The device described, "Scooper™ Drug/Adulteration Test Cup," is an in vitro diagnostic (IVD) device for rapid detection of specific drugs and adulterants in human urine. The approval is based on "substantial equivalence" to legally marketed predicate devices, not on a new clinical study comparing its performance against a gold standard in a detailed manner as requested in the prompt.
Therefore, most of the requested information cannot be extracted from this document because the described approval process does not involve such a study with the specified acceptance criteria format.
However, I can provide the limited relevant information:
1. A table of acceptance criteria and the reported device performance:
The document lists "cutoff concentrations" for various drugs. These act as intrinsic performance specifications for the test cups. The approval indicates that the device meets these cutoffs effectively for its intended use as an in vitro screen test.
Drug / Metabolite | Cutoff Concentration (ng/mL) |
---|---|
Morphine (OPI) | 2000 |
Amphetamines (AMP) | 1000 |
11-nor-Δ9-Tetrahydrocannabinol-9-carboxylic acid (THC) | 50 |
Benzoylecgonine (COC) | 300 |
Phencyclidine (PCP) | 25 |
Note: This document does not provide a table of "reported device performance" against these cutoffs in terms of sensitivity, specificity, or accuracy based on a clinical study where the device results were compared to a gold standard. The approval is based on substantial equivalence.
2. Sample size used for the test set and the data provenance (e.g. country of origin of the data, retrospective or prospective):
Not applicable.

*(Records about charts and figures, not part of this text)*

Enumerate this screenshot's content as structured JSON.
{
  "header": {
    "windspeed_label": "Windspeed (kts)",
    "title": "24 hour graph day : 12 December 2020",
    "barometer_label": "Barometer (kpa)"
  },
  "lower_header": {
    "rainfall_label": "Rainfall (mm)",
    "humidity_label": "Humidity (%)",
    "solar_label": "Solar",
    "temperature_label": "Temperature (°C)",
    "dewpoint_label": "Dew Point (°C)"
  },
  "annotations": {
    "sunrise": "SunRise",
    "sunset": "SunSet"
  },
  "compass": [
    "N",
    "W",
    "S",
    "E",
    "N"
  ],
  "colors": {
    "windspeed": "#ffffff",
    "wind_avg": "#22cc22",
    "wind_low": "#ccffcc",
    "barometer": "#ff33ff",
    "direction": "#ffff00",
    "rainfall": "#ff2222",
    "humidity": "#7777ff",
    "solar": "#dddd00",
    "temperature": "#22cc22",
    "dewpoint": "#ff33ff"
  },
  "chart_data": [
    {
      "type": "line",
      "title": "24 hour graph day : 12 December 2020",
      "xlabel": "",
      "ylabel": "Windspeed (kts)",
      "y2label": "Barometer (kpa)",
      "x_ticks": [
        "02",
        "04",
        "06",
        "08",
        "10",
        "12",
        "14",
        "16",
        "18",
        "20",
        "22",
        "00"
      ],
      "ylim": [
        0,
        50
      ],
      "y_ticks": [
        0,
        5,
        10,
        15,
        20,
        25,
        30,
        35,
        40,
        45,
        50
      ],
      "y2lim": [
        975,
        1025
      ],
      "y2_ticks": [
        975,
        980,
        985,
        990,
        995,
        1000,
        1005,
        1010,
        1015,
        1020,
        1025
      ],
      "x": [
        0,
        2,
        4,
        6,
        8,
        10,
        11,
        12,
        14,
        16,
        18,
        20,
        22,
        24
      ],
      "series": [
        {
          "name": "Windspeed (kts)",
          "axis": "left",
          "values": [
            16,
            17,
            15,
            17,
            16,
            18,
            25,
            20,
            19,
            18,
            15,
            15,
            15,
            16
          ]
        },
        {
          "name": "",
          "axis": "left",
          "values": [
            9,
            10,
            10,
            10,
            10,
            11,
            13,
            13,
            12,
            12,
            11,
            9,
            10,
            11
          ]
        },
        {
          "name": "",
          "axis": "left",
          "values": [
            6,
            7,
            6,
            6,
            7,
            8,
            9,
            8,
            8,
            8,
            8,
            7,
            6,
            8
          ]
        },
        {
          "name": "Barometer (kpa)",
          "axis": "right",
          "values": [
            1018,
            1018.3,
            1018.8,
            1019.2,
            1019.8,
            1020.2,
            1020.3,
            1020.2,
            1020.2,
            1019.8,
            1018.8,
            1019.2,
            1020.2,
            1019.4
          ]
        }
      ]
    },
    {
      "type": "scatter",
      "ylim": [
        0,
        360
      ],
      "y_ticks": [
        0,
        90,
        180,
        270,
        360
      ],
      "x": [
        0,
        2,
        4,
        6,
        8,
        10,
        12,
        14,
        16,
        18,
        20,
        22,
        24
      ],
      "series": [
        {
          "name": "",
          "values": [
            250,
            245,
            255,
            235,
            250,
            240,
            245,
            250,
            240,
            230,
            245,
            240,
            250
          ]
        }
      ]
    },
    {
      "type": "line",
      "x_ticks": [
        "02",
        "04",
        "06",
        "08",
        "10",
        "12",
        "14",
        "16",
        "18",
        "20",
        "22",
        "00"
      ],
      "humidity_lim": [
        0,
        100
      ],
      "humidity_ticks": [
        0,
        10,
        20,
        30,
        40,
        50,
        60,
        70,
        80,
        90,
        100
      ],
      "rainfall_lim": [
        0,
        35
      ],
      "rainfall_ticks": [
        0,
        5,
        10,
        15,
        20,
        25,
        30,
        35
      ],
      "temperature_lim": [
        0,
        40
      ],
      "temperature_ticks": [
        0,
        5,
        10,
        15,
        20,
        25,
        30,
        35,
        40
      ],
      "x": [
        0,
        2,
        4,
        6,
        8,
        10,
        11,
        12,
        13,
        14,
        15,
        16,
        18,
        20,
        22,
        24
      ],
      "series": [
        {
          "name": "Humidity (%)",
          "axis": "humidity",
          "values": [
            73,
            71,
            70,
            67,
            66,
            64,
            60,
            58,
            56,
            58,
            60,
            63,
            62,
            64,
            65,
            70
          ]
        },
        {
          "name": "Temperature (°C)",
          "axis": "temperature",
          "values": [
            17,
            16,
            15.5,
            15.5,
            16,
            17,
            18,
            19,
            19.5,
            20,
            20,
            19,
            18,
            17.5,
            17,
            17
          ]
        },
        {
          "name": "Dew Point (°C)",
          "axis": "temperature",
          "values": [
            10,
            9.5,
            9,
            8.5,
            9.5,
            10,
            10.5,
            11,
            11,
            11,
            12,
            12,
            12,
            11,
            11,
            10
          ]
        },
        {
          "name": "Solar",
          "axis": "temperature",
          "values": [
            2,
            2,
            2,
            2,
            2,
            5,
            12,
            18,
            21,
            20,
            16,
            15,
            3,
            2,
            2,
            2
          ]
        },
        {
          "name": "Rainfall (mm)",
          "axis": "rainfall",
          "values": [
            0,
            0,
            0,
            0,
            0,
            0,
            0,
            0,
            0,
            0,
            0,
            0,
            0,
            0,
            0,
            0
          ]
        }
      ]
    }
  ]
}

The document does not describe a clinical study with a test set of this nature. The approval is based on substantial equivalence to predicate devices, implying that the device was tested to perform as expected against its stated cutoffs, but not through a large-scale clinical trial with specified sample sizes and provenance.
3. Number of experts used to establish the ground truth for the test set and the qualifications of those experts (e.g. radiologist with 10 years of experience):
Not applicable. The approval process for this type of IVD device typically relies on analytical validation against known concentrations and comparison to predicate devices, rather than expert-established ground truth on a test set in a clinical setting.
4. Adjudication method (e.g. 2+1, 3+1, none) for the test set:
Not applicable. No such clinical test set or adjudication method is described.
5. If a multi reader multi case (MRMC) comparative effectiveness study was done, If so, what was the effect size of how much human readers improve with AI vs without AI assistance:
Not applicable. This is not an AI-powered device, nor is it a device that requires human "readers" in the context of interpretation that would necessitate an MRMC study.
6. If a standalone (i.e. algorithm only without human-in-the-loop performance) was done:
Not applicable. This is a point-of-care, visually read test cup, not an algorithm.
7. The type of ground truth used (expert consensus, pathology, outcomes data, etc):
For this type of device, the "ground truth" during its development and validation would primarily be the known concentrations of target analytes (drugs/metabolites) in synthetic or spiked urine samples, and comparison to established methods or predicate devices. It would not typically involve expert consensus, pathology, or outcomes data in the sense of a clinical trial for a diagnostic image analysis algorithm.
8. The sample size for the training set:
Not applicable. This is not an AI/ML device that requires a training set.
9. How the ground truth for the training set was established:
Not applicable. This is not an AI/ML device.